I don't want to talk because I know I will begin looking weak, and start crying all over again. So I just shake my head.
"Katniss" he sighs sadly.
"I can't hurt like this anymore." I manage to croak out before my eyes begin watering.
"Katniss.." he says soft and slowly. "You can't leave. There is people who need you."
"Who?" I snap. "Prim? Gale? Boggs? Cinna? Finnick? You!?" I ramble, just realizing I'm yelling. I lower my voice. "I'm sorry Peeta." I add in a whisper He doesn't deserve to be shouted at, after everything he has done.
Peeta leans in, and I notice his stubble has began to grow. He gently kisses my cheek. "I need you. I need you Katniss."
Something I never expected to hear from Peeta after the war, after the hijacking. I saw the pain rip through him. The capitol stripping Peeta from every feeling he ever had for me, leaving nothing to rebuild from. I've become reminded of how much I missed Peeta, how starved I've been for human closeness. For the feel of him beside me.

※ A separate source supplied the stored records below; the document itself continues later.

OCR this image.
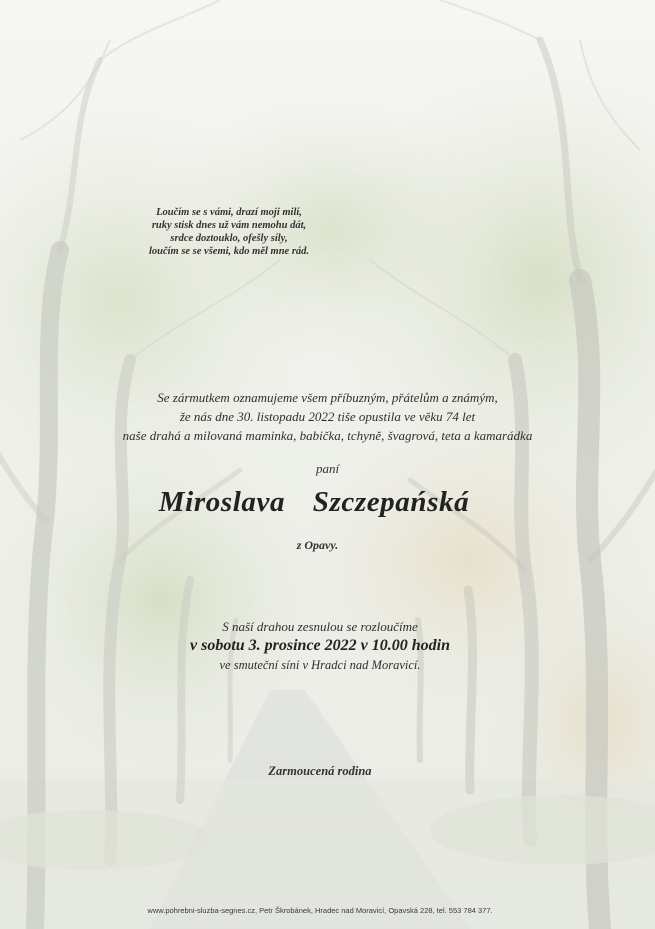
Loučím se s vámi, drazí moji milí,
ruky stisk dnes už vám nemohu dát,
srdce doztouklo, ofešly síly,
loučím se se všemi, kdo měl mne rád.
Se zármutkem oznamujeme všem příbuzným, přátelům a známým,
že nás dne 30. listopadu 2022 tiše opustila ve věku 74 let
naše drahá a milovaná maminka, babička, tchyně, švagrová, teta a kamarádka
paní
Miroslava  Szczepańská
z Opavy.
S naší drahou zesnulou se rozloučíme
v sobotu 3. prosince 2022 v 10.00 hodin
ve smuteční síni v Hradci nad Moravicí.
Zarmoucená rodina
www.pohrebni-sluzba-segnes.cz, Petr Škrobánek, Hradec nad Moravicí, Opavská 228, tel. 553 784 377.
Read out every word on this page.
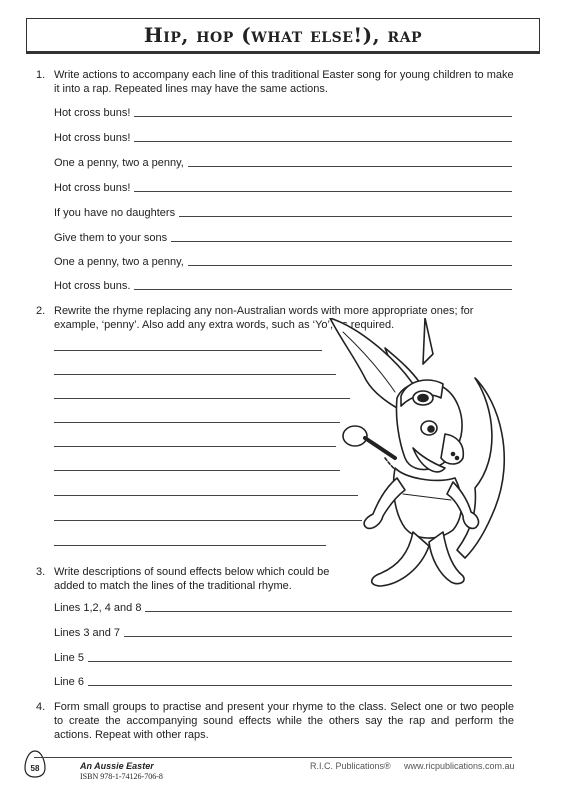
Hip, hop (what else!), rap
1. Write actions to accompany each line of this traditional Easter song for young children to make it into a rap. Repeated lines may have the same actions.
Hot cross buns!
Hot cross buns!
One a penny, two a penny,
Hot cross buns!
If you have no daughters
Give them to your sons
One a penny, two a penny,
Hot cross buns.
2. Rewrite the rhyme replacing any non-Australian words with more appropriate ones; for example, ‘penny’. Also add any extra words, such as ‘Yo’, as required.
3. Write descriptions of sound effects below which could be added to match the lines of the traditional rhyme.
Lines 1,2, 4 and 8
Lines 3 and 7
Line 5
Line 6
4. Form small groups to practise and present your rhyme to the class. Select one or two people to create the accompanying sound effects while the others say the rap and perform the actions. Repeat with other raps.
58	An Aussie Easter
ISBN 978-1-74126-706-8
R.I.C. Publications® www.ricpublications.com.au
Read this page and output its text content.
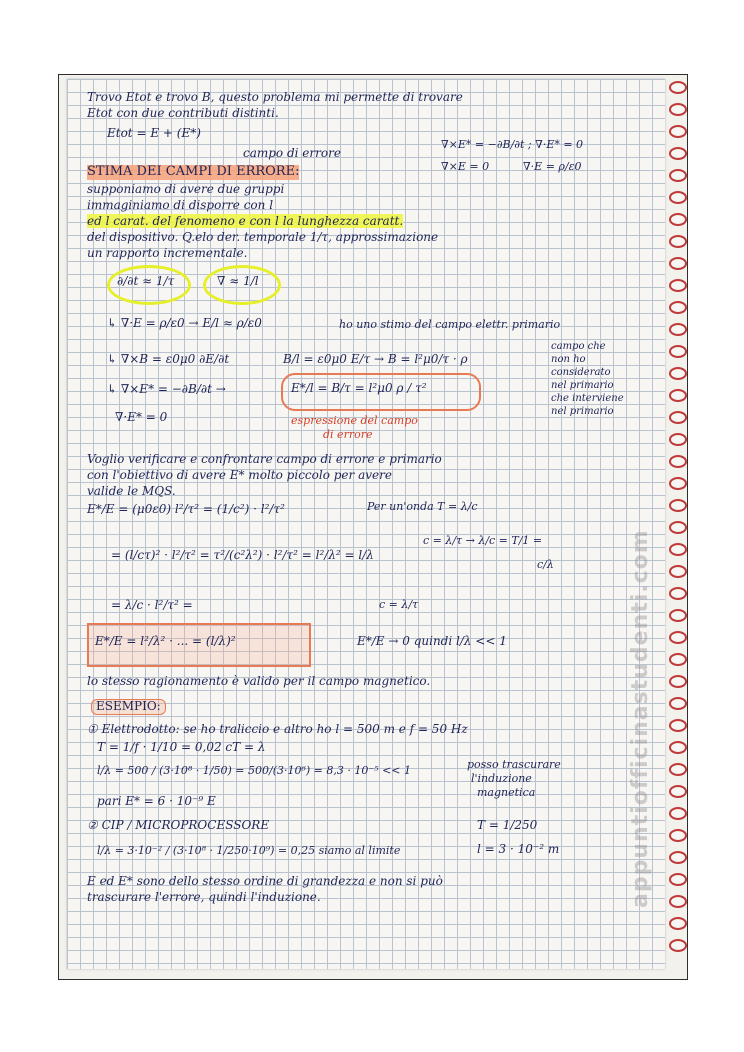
Trovo Etot e trovo B, questo problema mi permette di trovare
Etot con due contributi distinti.
Etot = E + (E*)
campo di errore
∇×E* = −∂B/∂t ; ∇·E* = 0
∇×E = 0	∇·E = ρ/ε0
STIMA DEI CAMPI DI ERRORE:
supponiamo di avere due gruppi
immaginiamo di disporre con l
ed l carat. del fenomeno e con l la lunghezza caratt.
del dispositivo. Q.elo der. temporale 1/τ, approssimazione
un rapporto incrementale.
∂/∂t ≈ 1/τ	∇ ≈ 1/l
↳ ∇·E = ρ/ε0 → E/l ≈ ρ/ε0	ho uno stimo del campo elettr. primario
↳ ∇×B = ε0μ0 ∂E/∂t	B/l = ε0μ0 E/τ → B = l²μ0/τ · ρ
campo che
non ho
considerato
nel primario
che interviene
nel primario
↳ ∇×E* = −∂B/∂t →	E*/l = B/τ = l²μ0 ρ / τ²
∇·E* = 0	espressione del campo
di errore
Voglio verificare e confrontare campo di errore e primario
con l'obiettivo di avere E* molto piccolo per avere
valide le MQS.
E*/E = (μ0ε0) l²/τ² = (1/c²) · l²/τ²	Per un'onda T = λ/c
= (l/cτ)² · l²/τ² = τ²/(c²λ²) · l²/τ² = l²/λ² = l/λ
c = λ/τ → λ/c = T/1 =
c/λ
= λ/c · l²/τ² =	c = λ/τ
E*/E = l²/λ² · ... = (l/λ)²	E*/E → 0 quindi l/λ << 1
lo stesso ragionamento è valido per il campo magnetico.
ESEMPIO:
① Elettrodotto: se ho traliccio e altro ho l = 500 m e f = 50 Hz
T = 1/f · 1/10 = 0,02 cT = λ
l/λ = 500 / (3·10⁸ · 1/50) = 500/(3·10⁶) = 8,3 · 10⁻⁵ << 1	posso trascurare
l'induzione
magnetica
pari E* = 6 · 10⁻⁹ E
② CIP / MICROPROCESSORE	T = 1/250
l/λ = 3·10⁻² / (3·10⁸ · 1/250·10⁹) = 0,25 siamo al limite	l = 3 · 10⁻² m
E ed E* sono dello stesso ordine di grandezza e non si può
trascurare l'errore, quindi l'induzione.	appuntiofficinastudenti.com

He gets up to leave me alone for the day, but I find myself saying something familiar. "Peeta?" I ask.
He turns around from the door frame to look at my frail face. "Yeah?"
"Will you stay with me?"
He climbs into bed under the covers and I cuddle into him, like I use too. His scent is well known to me, it gives me comfort.
"Always" he whispers.
Not that romance could ever hear the emotion scars that coat my brain, but Peeta gives me hope. That's what I need to keep surviving. What I need is the dandelion in the spring. The bright yellow that means rebirth instead of destruction. The promise that life will go on, no matter how bad our loses. That it will be good again. And only Peeta can give me that.